As a by-product of modes-based pedagogy, instruction in expository writing emerged in the 1920s (227). In the hands of Day, this instruction anticipated Kinneavy's "aims-oriented" pedagogy (228), and it was taken up by Scott and Denney (230-232) and by Buck (233)—but in an undertheorized manner (234) until Fulton's 1912 textbook (234-235). Expository writing was consonant with Dewey's call for practical instruction (236), and it could also be "neatly packaged and easily taught" (238). Contemporary instruction in journalism, technical writing, and business writing has an origin in expository composition instruction: when such instruction becomes concrete and practical, it "secedes" from composition. This secession in turn limits what genres can be taught in composition (239).

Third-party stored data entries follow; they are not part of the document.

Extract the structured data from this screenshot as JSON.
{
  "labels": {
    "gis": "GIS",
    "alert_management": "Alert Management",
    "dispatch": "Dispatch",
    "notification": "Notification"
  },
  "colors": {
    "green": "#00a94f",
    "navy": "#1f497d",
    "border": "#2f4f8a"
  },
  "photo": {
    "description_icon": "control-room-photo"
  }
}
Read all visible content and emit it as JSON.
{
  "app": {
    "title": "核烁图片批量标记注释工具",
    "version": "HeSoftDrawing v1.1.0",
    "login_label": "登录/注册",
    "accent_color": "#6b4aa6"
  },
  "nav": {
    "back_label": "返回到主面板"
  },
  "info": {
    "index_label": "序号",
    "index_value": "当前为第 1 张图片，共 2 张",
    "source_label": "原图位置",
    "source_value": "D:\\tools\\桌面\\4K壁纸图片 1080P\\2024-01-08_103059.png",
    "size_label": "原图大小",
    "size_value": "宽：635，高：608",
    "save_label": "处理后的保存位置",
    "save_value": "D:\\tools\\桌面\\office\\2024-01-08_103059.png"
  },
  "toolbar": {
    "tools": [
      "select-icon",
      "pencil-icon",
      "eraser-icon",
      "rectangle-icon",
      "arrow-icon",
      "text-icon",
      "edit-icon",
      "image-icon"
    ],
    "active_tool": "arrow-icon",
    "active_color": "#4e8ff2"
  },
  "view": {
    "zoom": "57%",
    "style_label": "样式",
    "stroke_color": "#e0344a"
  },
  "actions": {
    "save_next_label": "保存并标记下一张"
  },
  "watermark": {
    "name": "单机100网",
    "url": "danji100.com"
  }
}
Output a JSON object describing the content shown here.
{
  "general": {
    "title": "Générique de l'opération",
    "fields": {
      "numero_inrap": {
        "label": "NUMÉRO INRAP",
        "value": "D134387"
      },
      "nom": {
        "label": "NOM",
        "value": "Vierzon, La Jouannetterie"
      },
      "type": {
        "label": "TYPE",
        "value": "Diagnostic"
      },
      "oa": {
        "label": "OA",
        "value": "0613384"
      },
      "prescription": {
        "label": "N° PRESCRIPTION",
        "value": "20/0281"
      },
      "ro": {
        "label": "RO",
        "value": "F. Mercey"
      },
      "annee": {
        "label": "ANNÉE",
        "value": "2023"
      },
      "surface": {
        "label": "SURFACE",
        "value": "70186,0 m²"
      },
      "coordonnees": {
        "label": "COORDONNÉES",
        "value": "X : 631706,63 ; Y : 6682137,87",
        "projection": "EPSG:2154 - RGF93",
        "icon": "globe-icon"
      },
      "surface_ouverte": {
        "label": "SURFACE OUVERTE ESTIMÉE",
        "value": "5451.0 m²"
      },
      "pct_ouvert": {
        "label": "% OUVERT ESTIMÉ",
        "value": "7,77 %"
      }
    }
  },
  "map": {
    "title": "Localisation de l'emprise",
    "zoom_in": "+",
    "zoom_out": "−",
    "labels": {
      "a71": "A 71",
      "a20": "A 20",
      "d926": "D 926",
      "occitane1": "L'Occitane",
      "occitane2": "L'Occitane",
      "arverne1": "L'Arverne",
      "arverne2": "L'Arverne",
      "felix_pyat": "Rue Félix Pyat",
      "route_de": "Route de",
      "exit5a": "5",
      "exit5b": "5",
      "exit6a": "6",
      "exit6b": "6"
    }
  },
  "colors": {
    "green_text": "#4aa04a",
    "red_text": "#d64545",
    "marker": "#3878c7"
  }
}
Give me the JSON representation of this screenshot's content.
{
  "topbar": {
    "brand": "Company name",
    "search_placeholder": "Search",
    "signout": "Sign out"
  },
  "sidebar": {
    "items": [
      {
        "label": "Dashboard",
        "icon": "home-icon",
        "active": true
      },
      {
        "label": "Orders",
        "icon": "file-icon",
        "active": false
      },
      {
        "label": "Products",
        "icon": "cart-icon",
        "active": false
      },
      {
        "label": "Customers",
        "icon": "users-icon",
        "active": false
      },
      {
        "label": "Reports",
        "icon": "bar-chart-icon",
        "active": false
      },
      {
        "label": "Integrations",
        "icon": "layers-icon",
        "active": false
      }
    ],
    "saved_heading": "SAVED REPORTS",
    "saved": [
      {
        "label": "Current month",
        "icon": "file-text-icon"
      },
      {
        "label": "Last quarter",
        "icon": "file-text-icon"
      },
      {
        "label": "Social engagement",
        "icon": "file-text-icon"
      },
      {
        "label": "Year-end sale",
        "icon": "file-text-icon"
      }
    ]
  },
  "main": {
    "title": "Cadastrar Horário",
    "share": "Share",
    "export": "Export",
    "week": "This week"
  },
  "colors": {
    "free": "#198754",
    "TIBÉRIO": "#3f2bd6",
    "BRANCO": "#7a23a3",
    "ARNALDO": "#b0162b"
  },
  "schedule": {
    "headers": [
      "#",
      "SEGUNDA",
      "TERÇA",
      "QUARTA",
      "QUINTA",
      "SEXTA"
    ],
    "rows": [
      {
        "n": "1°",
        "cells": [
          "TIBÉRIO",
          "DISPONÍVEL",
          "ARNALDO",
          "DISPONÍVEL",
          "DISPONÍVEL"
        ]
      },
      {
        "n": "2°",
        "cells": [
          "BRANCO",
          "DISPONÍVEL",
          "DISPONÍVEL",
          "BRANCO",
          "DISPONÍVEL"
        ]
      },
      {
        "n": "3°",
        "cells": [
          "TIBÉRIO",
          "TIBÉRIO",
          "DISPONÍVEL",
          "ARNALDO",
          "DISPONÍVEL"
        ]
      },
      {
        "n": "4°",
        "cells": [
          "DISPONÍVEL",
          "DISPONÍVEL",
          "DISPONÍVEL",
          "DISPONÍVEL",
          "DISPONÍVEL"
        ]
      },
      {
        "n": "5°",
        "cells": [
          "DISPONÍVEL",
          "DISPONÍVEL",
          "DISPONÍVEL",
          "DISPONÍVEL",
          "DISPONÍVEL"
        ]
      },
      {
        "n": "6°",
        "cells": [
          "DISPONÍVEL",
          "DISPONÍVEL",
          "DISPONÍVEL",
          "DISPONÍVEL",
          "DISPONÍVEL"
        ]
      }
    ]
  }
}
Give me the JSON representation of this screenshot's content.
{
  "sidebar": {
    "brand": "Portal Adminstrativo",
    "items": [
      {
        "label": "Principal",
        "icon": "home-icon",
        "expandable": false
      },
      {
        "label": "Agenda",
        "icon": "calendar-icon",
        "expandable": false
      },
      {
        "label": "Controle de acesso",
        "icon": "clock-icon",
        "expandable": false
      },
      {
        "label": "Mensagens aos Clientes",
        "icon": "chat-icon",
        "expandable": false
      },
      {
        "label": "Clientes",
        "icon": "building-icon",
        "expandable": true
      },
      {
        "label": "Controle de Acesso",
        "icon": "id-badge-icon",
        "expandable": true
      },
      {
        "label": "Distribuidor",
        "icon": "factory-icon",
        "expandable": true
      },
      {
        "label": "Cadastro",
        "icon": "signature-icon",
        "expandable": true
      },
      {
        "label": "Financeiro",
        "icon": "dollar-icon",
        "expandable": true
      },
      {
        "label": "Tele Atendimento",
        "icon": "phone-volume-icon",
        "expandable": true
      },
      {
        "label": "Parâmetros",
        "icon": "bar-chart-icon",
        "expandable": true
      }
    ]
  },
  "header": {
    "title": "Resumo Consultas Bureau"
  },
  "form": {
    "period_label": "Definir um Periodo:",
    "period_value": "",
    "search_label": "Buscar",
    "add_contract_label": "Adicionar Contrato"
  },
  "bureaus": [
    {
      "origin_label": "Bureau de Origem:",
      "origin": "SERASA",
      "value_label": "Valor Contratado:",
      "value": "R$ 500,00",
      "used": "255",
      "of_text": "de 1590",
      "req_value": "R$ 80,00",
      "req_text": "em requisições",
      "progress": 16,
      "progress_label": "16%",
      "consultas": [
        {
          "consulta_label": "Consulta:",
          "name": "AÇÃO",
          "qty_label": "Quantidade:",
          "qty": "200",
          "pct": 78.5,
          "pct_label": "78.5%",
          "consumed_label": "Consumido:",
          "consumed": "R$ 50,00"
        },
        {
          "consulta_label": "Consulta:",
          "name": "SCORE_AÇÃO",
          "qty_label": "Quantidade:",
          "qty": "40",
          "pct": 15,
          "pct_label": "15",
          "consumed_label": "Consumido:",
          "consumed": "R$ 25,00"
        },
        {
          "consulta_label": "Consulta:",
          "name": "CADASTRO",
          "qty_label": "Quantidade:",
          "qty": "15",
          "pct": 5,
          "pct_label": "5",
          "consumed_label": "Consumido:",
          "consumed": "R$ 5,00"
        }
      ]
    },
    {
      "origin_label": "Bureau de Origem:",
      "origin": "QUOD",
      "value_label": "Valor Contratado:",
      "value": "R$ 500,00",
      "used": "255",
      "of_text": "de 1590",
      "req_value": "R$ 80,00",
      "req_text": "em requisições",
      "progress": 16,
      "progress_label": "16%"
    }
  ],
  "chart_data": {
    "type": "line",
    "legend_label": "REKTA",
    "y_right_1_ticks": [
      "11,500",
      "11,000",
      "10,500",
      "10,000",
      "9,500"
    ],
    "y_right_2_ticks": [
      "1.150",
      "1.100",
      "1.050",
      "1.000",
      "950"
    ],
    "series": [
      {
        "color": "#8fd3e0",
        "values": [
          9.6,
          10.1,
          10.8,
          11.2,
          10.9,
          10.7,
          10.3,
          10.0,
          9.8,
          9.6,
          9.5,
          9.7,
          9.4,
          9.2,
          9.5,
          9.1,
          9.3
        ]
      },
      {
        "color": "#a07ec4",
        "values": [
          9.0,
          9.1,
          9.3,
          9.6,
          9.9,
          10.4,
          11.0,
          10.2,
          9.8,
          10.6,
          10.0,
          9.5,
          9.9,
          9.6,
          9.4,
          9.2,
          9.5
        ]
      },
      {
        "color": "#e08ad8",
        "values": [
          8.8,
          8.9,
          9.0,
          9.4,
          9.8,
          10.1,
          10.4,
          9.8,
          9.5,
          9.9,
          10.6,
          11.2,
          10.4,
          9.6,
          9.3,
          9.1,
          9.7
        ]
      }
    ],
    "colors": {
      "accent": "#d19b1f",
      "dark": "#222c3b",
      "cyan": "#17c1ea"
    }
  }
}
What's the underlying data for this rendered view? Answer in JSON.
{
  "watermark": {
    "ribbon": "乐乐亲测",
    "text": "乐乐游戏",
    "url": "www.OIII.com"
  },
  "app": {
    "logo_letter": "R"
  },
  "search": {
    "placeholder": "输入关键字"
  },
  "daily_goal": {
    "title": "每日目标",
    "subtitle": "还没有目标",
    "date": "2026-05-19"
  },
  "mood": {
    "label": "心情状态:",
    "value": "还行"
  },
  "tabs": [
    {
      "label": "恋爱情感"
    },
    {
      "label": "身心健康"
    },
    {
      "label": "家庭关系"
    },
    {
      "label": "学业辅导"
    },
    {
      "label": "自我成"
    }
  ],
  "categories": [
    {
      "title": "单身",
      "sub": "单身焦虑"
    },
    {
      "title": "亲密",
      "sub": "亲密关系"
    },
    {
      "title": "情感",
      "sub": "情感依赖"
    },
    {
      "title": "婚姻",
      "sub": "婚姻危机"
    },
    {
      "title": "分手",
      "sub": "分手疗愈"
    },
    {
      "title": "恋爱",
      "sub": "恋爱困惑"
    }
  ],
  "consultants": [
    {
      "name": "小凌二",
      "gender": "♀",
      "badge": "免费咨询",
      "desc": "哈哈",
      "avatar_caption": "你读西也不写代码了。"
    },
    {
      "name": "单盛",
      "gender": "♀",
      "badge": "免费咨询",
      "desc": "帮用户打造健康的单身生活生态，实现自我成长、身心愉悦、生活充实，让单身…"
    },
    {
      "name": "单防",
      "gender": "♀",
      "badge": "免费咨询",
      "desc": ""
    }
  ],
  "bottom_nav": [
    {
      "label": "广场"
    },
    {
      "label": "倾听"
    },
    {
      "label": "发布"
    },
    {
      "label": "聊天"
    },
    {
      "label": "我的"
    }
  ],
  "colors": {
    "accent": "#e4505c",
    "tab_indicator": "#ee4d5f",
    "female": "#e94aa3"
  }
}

Meanwhile, textbooks began developing the notion of "levels" of instruction (240-250), with the developmental instruction taking on reductive, simplistic, prescriptive practices (242-243).

The 1920s also produced instruction in the "thesis text" (227)—textbooks that subordinate all writing instruction to a single idea, e.g., Wendell's valorizing of Unity, Mass, and Coherence (251).

Kinneavy, Britton, and D'Angelo offer alternative ways of classifying discourse that have not (according to available evidence) been widely adapted (255).